Intelligent fault diagnosis of partial deep transfer based on multi-representation structural intraclass compact and double-aligned domain adaptation

The main challenge of fault diagnosis models based on partial domain adaptation (PDA) is to promote positive transfer in the shared label space and avoid negative transfer caused by the mismatch between the outlier and the target label spaces. To address the above challenges and enhance the diagnosis performance in the PDA scenario, this paper proposes a partial deep transfer diagnosis model (MICDDA) based on multi-representation structure intraclass compact and double-aligned domain adaptation. First, the Gabor feature extractor and multi-representation structure network are constructed to enhance the representation ability of deep features and enrich feature information. Then, the information entropy and class diversity loss of the target domain are introduced to improve the loss of the classification network, and the source class-level weight and the target instance-level weight are used to reduce the outlier features participating in the alignment of the target features.
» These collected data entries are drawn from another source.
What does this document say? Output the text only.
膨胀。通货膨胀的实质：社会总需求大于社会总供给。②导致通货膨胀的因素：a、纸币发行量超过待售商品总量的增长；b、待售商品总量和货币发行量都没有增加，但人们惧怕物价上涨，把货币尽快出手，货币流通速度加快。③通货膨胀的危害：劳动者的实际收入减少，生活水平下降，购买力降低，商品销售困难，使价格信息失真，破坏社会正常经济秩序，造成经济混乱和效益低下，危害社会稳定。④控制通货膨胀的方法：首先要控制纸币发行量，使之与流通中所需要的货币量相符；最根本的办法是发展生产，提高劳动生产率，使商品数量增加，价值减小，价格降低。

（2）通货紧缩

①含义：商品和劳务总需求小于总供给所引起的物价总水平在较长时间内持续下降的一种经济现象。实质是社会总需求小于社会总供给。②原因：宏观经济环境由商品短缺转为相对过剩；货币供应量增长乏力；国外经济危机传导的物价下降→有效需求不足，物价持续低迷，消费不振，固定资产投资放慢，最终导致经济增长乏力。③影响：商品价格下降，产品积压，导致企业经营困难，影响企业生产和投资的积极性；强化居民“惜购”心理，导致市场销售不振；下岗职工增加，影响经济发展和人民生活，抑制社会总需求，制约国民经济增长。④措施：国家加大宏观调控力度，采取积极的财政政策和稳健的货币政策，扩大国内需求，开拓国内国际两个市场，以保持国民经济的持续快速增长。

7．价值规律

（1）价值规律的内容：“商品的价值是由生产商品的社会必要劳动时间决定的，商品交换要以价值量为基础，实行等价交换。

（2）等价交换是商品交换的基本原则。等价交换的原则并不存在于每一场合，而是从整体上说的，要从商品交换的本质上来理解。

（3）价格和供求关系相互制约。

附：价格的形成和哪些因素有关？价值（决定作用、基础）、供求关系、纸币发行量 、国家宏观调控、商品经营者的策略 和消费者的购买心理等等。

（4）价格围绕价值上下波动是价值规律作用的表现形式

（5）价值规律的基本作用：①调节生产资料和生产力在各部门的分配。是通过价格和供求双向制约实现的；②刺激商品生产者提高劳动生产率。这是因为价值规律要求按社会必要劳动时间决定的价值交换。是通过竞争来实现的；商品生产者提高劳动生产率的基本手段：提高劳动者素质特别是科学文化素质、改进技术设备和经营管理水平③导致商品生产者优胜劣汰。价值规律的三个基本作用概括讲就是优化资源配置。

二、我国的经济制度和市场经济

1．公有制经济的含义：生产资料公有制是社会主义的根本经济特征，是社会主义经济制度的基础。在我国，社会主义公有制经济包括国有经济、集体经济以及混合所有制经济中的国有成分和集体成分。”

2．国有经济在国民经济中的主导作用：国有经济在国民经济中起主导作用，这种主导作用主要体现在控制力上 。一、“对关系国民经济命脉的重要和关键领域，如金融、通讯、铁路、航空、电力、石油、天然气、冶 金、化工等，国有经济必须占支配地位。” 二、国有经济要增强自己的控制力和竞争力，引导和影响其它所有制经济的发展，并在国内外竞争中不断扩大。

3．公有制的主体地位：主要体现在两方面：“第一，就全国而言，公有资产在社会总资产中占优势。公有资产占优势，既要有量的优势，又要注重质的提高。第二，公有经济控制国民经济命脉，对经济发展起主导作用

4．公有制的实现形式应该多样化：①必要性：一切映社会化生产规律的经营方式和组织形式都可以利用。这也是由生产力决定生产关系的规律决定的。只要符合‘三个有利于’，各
Next, an intraclass compact constraint is proposed to enhance the agglomeration of features with the same label by minimizing the distance between the feature and the centroid. Finally, a double-aligned domain adaptation strategy is designed to enhance the alignment between the source and target domains' shared features by minimizing the inter- and intra-domain alignment. Experimental results in two case studies show that the MICDDA can effectively weaken the transfer of source outlier knowledge to the target domain, capture rich and homogeneous compact fault features in PDA diagnosis scenarios, and effectively improve diagnostic performance.